Pride is primarily about yourself, even when it is not you who did something that you are proud about. You can also be proud of something someone else did, who you associate with, such as your children or your favorite football team. People can feel proud of their culture, their family name, or their appearance, none of which require them to actively contribute to the praiseworthy thing1. However, the opinions of others are of crucial importance, as best demonstrated when you purposefully do something that other people praise.
Pride is a social emotion, and to feel proud, you need other people’s (real or imagined) confirmation that you have a reason to feel that way. Because of this, other people can also ‘be in your head’ and prevent you from feeling pride. Namely, what is praiseworthy is subjective. Things that may be considered good in a certain (cultural) group may not be praiseworthy in another (e.g., if you grew up in a family that greatly values academics, your athletic abilities may not evoke much praise). Moreover, what is praiseworthy is relative (e.g., if you are a good runner in an athletically average school, you may regularly feel proud about your times; but if you move to a school with highly competent athletes, these same times may seem unremarkable to you). Thus, the more exclusive your quality is in your surroundings, the prouder you feel.

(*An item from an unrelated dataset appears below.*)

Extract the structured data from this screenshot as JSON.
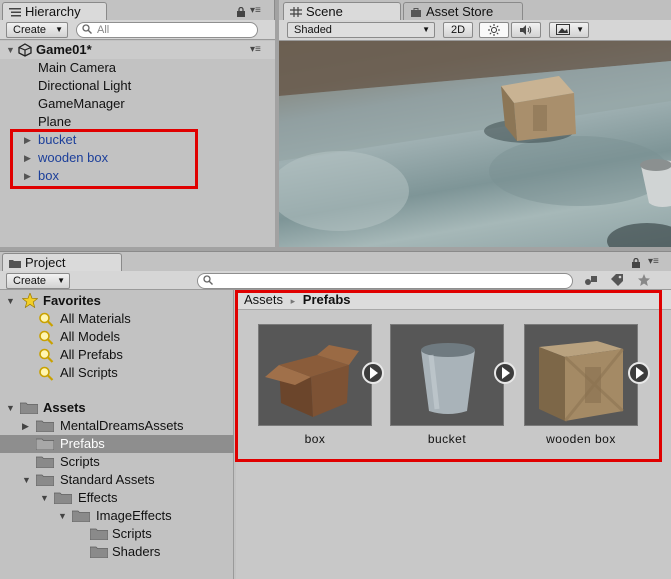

Pride has recognizable features. Although its static facial expression (typically a smile or laugh) does not clearly distinguish it from other positive emotions, it typically results in a bodily posture, gestures, and behavior that are clearly recognizable: lifting your chin, looking people in the eye, walking confidently, or in extreme cases, raising arms above your head. In a way, you try to make yourself larger and more noticeable, as if to say: ‘look at me!’ You may also exhibit more perseverance in your activities2.
People generally find it very pleasant to experience pride, as it elevates our feeling of social self-worth and status3. At the same time, many social groups, religions, and cultures (especially those that are highly collectivistic, such as the East Asian or African culture) believe that pride needs to be checked. Unchecked pride leads to arrogance and misplaced feelings of superiority (‘letting something get to your head’, ‘hubris comes before the fall’), and social groups typically do not tolerate members feeling like they are superior or deserve special treatment.